To answer your question @Antra:

It is anti-mystery because it it is no mystery. One could even say it is the opposite of a mystery.

At the beginning you don’t have the clues you need to solve the case. You constantly interact wrestling back and forth with the gamemaster. Dependent on how you play your cards, you may never get the tools you need to solve it.

It is a battle of starvation. Starvation of fairness.

It is not a mystery. It is a game of information. What else would you call it aside from anti-mystery?


I can tell you’re losing it @midsummer!

AWWWW COME ON @Blackrune… Stealing my fun…

Ooooh!

I just had the most wonderful idea!

What if you guys shot down Funyarinpa’s theories for me by quoting previous reds? If you do that for me then I might throw a little red rope down to give you guys a hand.

Sound good?

I blame the lateness of the hour for that slip-up.

A valid blue, I have yet to rule out magic…

Yet.

There is no magic involved with the outcome of this gameboard.

There, that should stop you from getting any ideas…

Sure.

And his other older ones?

Let’s throw in some more blue.

…the “no intentional deception” -part kinda makes this blue dead on arrival, but I’ll throw it in anyway.
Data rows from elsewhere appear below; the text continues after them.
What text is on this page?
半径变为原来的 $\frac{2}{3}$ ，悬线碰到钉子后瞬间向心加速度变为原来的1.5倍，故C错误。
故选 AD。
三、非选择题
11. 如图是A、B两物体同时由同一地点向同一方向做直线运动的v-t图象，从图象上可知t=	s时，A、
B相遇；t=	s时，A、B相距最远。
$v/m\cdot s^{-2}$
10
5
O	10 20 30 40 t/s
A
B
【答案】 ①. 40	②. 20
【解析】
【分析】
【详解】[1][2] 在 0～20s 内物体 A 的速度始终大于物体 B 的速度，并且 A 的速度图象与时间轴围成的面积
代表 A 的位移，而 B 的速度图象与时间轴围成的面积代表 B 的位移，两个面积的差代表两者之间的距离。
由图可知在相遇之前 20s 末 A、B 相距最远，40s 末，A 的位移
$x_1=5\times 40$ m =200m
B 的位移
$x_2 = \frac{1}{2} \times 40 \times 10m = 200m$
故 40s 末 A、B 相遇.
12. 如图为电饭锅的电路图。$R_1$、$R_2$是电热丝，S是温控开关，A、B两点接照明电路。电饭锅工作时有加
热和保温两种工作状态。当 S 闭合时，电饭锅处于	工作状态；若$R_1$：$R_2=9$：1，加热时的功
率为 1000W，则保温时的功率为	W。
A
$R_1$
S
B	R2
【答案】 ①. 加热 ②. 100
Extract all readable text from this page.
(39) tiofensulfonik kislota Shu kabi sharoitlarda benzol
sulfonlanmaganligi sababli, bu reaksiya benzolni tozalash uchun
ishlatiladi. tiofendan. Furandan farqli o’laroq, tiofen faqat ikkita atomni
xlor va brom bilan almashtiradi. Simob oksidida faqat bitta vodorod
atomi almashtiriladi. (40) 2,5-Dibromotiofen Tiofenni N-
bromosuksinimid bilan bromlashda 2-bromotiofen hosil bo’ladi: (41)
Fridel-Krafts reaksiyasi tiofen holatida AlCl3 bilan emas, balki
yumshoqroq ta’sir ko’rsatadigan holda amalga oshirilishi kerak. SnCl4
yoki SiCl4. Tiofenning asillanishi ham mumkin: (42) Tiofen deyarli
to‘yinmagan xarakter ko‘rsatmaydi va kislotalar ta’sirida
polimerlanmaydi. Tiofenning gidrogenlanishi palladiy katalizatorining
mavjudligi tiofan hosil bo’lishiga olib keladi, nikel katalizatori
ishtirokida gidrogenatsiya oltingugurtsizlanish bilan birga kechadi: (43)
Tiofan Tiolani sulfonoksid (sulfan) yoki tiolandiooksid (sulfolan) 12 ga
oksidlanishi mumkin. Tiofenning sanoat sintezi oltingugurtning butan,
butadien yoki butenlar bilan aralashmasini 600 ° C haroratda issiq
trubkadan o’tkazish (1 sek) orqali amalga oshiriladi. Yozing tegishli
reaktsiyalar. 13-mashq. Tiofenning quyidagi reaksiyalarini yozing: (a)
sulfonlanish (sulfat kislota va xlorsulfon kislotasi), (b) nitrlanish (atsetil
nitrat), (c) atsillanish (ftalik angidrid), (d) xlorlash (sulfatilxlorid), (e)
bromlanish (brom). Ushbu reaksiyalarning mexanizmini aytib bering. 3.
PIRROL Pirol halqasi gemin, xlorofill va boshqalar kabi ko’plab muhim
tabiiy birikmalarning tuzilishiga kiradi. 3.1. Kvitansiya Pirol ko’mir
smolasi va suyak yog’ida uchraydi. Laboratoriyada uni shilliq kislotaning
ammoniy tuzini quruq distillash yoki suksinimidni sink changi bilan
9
Maybe it’ll give someone an idea.

One or a number of the company employees became non-employees before the murder. If the names A, B, C, D, E and F refer to them only as company employees, then they essentially stop existing if they become non-employees. Thus any reds about them apply only as long as they remain employees. This way, they could bypass the restrictions of the red and stab the victim in any number of ways.

…One could technically argue that the “no intentional deception involving their names” likewise refers to them strictly as company employees and thus the no deception thing no longer applies if they are not employees anymore, but that would be dirty, dirty logic.

Sorry, @Funyarinpa.

I thought those were answered already, but here I go. Antra already took care of one of them, but for the sake of completeness:

The other two blues do not involve the stabbing directly and thus require no answer, I suppose.